“Why does he act so weird?” Ruby asks me. Ruby, Trey, Stan—my husband—and I went to brunch together that morning. I’d noticed her glaring at Trey throughout the meal.
“Who?” I ask stalling for time.
“Trey. Why does he act so weird?” she asks again.
“He isn’t acting.”
“He didn’t use to be like that.”
“When has that child ever been normal? You remembering some shit I don’t?” I ask trying to remember one normal day with Trey.
“He wasn’t that weird when he was little,” she declares.
“Oh, you mean when he was little and refused to wear Nikes to school? He had to have wingtips. Or when he wouldn’t wear t-shirts, only dress shirts? Or when he wouldn’t play with toys, but chose to copy the dictionary instead. Or do you mean when he wouldn’t play sports and was obsessed with chess? Yeah, I remember his normal period now.”
“Well, I want to have some kind of relationship with him and I can’t when he acts like a retard,” she says walking back into the bathroom to finish putting on her make-up. She posted a picture on facebook earlier today and got 362 likes in forty-eight minutes.

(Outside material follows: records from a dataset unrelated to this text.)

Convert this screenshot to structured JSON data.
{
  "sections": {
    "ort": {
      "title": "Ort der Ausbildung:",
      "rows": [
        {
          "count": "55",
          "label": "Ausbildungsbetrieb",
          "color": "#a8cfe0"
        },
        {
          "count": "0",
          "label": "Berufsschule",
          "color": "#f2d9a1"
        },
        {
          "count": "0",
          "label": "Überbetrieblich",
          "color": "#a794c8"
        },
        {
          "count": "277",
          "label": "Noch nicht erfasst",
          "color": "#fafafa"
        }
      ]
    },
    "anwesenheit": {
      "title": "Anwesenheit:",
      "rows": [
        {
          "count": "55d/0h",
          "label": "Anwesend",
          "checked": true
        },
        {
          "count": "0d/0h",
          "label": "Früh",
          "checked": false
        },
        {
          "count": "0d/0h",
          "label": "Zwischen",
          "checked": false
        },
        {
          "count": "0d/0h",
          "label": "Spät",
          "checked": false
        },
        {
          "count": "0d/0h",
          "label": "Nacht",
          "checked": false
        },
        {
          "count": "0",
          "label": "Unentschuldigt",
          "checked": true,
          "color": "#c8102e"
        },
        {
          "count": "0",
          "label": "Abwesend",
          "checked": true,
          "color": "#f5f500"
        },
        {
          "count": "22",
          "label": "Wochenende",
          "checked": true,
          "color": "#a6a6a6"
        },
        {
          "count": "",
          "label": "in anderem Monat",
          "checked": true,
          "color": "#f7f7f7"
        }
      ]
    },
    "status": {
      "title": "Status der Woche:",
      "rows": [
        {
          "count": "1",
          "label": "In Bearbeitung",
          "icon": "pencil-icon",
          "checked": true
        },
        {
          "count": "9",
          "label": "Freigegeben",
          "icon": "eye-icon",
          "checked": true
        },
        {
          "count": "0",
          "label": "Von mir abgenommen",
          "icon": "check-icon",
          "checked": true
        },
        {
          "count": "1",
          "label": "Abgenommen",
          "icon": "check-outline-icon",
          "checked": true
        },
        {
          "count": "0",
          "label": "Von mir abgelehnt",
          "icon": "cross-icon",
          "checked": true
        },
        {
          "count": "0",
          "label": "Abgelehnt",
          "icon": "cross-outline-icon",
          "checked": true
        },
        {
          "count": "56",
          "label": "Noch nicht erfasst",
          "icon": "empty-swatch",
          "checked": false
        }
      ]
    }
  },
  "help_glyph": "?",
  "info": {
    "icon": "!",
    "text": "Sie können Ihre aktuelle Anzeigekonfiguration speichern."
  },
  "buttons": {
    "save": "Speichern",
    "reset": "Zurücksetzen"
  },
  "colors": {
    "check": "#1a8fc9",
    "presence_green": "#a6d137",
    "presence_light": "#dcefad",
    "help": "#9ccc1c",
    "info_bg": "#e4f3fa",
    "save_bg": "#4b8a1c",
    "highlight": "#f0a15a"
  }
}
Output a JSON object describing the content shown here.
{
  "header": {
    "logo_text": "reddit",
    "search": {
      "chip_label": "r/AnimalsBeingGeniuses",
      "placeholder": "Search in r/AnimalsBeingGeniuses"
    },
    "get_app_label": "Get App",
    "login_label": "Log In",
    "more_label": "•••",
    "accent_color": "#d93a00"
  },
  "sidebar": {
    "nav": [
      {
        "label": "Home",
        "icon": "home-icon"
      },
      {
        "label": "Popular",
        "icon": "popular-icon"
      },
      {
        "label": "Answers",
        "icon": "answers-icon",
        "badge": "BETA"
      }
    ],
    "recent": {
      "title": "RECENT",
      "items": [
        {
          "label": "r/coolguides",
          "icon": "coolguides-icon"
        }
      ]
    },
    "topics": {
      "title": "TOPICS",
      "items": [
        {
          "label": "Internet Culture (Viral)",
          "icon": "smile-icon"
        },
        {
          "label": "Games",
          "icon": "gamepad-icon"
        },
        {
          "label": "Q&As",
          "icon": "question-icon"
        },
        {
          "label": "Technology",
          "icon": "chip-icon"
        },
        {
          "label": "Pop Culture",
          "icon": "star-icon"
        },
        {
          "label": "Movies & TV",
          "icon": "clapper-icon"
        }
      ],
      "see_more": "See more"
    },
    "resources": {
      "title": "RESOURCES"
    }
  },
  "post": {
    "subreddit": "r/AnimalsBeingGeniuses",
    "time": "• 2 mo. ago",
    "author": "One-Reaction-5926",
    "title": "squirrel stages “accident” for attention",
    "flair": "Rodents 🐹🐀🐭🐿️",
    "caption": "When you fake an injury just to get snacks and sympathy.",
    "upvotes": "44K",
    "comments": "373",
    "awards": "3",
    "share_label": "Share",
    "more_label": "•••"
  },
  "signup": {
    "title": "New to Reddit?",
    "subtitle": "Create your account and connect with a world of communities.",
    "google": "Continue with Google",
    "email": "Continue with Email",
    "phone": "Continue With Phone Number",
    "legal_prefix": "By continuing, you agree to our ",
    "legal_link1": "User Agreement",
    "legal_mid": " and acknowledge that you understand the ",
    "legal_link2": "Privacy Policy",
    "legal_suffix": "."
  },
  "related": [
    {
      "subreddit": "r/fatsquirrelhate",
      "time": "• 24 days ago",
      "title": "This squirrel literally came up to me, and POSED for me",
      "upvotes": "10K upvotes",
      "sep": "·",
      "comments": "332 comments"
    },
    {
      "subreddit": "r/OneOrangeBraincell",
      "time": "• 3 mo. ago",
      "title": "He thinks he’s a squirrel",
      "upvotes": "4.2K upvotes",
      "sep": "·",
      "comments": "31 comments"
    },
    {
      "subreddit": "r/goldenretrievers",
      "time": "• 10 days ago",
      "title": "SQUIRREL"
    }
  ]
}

Ruby is “normal”, but exceptionally so. She is the most beautiful normal thing this family has going for it.
“Then you don’t want a relationship with him, you want a relationship with the person you want him to be. When he isn’t that person you get mad at him for being who he is and not who you want. That is unfair.”
She doesn’t respond. I didn’t think she would. They are different. They have to love each other, but they don’t have to like one another. That is easy to say, but a difficult concept to actually practice. Especially when you are a beautiful princess and people pretty much do what you want most of the time.
He usually stays at our house on weekends. Then, on Sunday night, he will say, “Well, back to my real life,” and he will head out for another week. He will stay at his dad’s house, which is closer to his job, or at a friend’s house. When he arrived this Friday he said he paid rent to stay at a new place. His friend Simba lives with a couple who has a baby and they said he could crash there, too. Trey sells siding, roofs and windows door to door. He sold a lot this month, he is a great bullshitter, and thinks he will have enough money to rent a studio apartment soon.
So, on Fridays he comes to my house and I wash his clothes, he eats well and rests up for another week of survival. I am always worried when he leaves. I worry if he will have enough to eat and a safe place to sleep.
It’s 10:00pm on Sunday. Stan and I are watching TV. and relaxing. I hear a banging on the front door. It is loud and demanding, it almost sounds like a police knock. My husband gets up and opens the door. Trey comes bounding in the house. I am shocked, he usually doesn’t come back till Friday. He says hello and rushes past me. My husband and I both watch him as he walks to a closet where he stores his extra clothes and books.
“What are you doing?” I demand.
“I just need to grab a few things. Well, four things actually,” he says. He walks back into the living room carrying three pillows and heads to the front door.
“Wait, stop…WHAT ARE YOU DOING?”
“Basically, I am going to live in a car,” he says smiling.
I look at my husband. He folds his arms, sighs and leans back against the wall. He is getting comfortable. He knows this is going to get weird. Either I am going to cry or yell or try to talk him into letting Trey move back in.
“What? I thought you already paid rent to stay somewhere this week. What happened?”
“I did pay. It’s about freedom really,” he says. Janis Joplin’s song goes through my mind; freedom is having nothing left to lose.
“Freedom?”
“Yeah, Simba and I are going to live in the car until I can get a place. No rules. I only sleep for short periods of time anyway. We got the cat in the trunk. That’s the only problem. Simba doesn’t want to leave it. But, I hate it and don’t want it in the car, so we cleared out the trunk for him. He keeps meowing, but we’ll figure something out.”
“Where are you going to park?” I ask. I can’t believe he’s serious.
“In the country so we don’t get robbed,” he says, walking out the door with the pillows. I look at Stan, he looks at floor and doesn’t say anything. Trey walks back in and heads to the closet. He grabs a comforter and starts to head out the door again.
“Umm, no. That was grandma’s comforter. Hell no, you aren’t taking it,” I say.
“Really? It’s cold.”
“Really.”
He walks back to the closet and returns the comforter. He grabs some sheets instead. I sit down in the chair and start laughing. I laugh from my gut. I snort laugh. He looks at me surprised.
“What are you laughing at?” he asks, smiling.
“You. Ok, good luck, son. I hope it works out.”
“Thanks, I love you,” he says, walking to the door again.
“And I love you,” I say. And I do, I love him. Every insane part of him.
I sit and I think. What was I doing when I was 18? I was living in a commune in Oklahoma. My parents had no idea where I was. I took off with a backpack and no plan. I had dreadlocks and crystals in my hair. I was high on acid and pretty much anything else. He has a hundred bucks, a cat, three pillows and sheet—he will do just fine.